Mr. Kasahara who played Kato, a high school student, was actually 40 years old. I feel sorry but I had to see him twice during audition because of his age. However, he loves “GANTZ” so much and I certainly think that Kato may look like him when he turns 40. Mr. Kasahara changed his hair style to a slicked back hair style. He showed me his performance many times after which I thought he is the one. And I was right. I could see Kato through him. We captured his facial expressions so it was important that the shape of his face is similar to Kato’s.
Anzu was played by Ms. Katsura, she actually came to audition for the role of Reika. However, at the audition she said “I have a kid like Anzu’s character backstory so I would like to try Anzu as well.” So we gave her a chance and found that she fit it well. These two actors were remarkable.
U’den Flame Works which is a company specializing in action, took part in the action scenes as usual and I collaborated with Mr. Kensuke Sonoda, the action director. I could not draw enough of the action parts for the storyboard, so I wrote down the action composition such as “drop the gun here”, “then fall”, and so on. And Mr. Sonoda would make a video of the stage combat based on my memo. We shot the Motion Capture segments according to the video.
Nyotai-kyojin’s action was played by a small female actor, she was about 150 cm tall. I requested that it should be a mixed of Exorcist and Capoeira and not simple mundane like moves. This was a very impressive sequence with fantastical elements and tension even in the original manga, so I was all fired up and thought it would be worth it if only to show this part to the public. I kept thinking frantically because if I did too much then that would use up man-hours so I was very conscious of this with the mental re-creation in my brain.

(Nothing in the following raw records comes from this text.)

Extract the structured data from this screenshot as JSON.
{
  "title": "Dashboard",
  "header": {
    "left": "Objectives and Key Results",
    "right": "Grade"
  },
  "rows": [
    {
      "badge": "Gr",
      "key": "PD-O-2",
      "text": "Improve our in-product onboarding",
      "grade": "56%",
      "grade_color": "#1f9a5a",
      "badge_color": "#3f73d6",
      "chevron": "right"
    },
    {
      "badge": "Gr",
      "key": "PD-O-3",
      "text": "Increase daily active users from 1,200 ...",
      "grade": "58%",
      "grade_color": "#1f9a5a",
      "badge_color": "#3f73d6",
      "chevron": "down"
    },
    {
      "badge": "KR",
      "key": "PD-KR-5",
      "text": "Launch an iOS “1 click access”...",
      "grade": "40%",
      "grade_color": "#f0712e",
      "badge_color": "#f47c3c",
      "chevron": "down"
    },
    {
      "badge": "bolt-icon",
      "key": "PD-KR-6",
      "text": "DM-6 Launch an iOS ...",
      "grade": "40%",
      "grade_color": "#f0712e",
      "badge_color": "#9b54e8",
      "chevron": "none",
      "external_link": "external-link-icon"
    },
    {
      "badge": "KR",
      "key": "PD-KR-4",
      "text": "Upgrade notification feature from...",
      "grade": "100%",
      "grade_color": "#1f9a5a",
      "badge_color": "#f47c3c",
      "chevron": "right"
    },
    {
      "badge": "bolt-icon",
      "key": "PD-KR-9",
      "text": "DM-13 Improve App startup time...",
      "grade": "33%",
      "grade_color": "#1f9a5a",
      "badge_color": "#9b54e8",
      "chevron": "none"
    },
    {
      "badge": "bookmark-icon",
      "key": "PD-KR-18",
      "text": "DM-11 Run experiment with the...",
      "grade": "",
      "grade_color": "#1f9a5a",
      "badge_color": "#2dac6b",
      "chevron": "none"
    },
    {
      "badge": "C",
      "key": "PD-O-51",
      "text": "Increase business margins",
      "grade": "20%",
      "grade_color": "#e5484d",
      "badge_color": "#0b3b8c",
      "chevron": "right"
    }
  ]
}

The film “GANTZ: O” was accomplished through the tremendous works of many team members and actors. Mr. Kawamura must have received big points from GANTZ for accomplishing this great mission.

Pain and enthusiastic response from the first directed film


I actually dreamed of becoming a film director so I have been studying secretly from ten years ago. However, I was not sure if I could be a film director because I am in the CG industry. The work done on the latter half of this film’s production was similar to CG directing, it was just on a larger scale. However, the first half with the moving storyboard, revising the screenplay, and detailed accounting of man-hours were tough for me both mentally and physically. In making a full CG film, there isn't any manual for the work division nor is there a blue print for the details involved with the CG. There is no one around to do this but me. I spent two month on this and it was the toughest time. Having said that, there was no way I would miss out on this opportunity. There is a very famous anecdote that Director Mr. Hayao Miyazaki drew a storyboard without writing a screenplay. I accidently did something a bit similar and I found that it was unbelievably difficult.
My advantage from being a CG director was that I could calculate man-hours accurately: for instance, how much time we need for hair simulation, what kind of lighting would be difficult, etc. I am sure that it will be difficult to direct a full CG film without any experience from being a CG director.
Since there is no precedent for a full CG film like this, I was very anxious. So I tried to focus on working re-touches, editing pictures for direction, issuing instructions for direction, and so on feverishly to forget my anxiety. I wished I had enjoyed it, however I was stressed since this was my first time directing a film.

Real and Surreal. Hot and Cool. This is the best way to visualize the particular world of GANTZ as a full CG film. Hence a new milestone in this genre was born through GANTZ with its unique material in a full CG film. This meant we could enjoy and get inside a world without wondering if this is a live action film or a CG film. “GANTZ: O” is like a big scroll painting of a night parade of aliens inspired by Ancient Japanese Demons. From Chojyu-giga to Hokusai Manga, Japanese traditional sense of manga and workmanship are strongly alive here. Although he did not aim to exceed the Japanese film industry’s limit or reach to an international level, Mr. Kamimura still achieved this. The best action film that the world has ever seen is born here in Japan.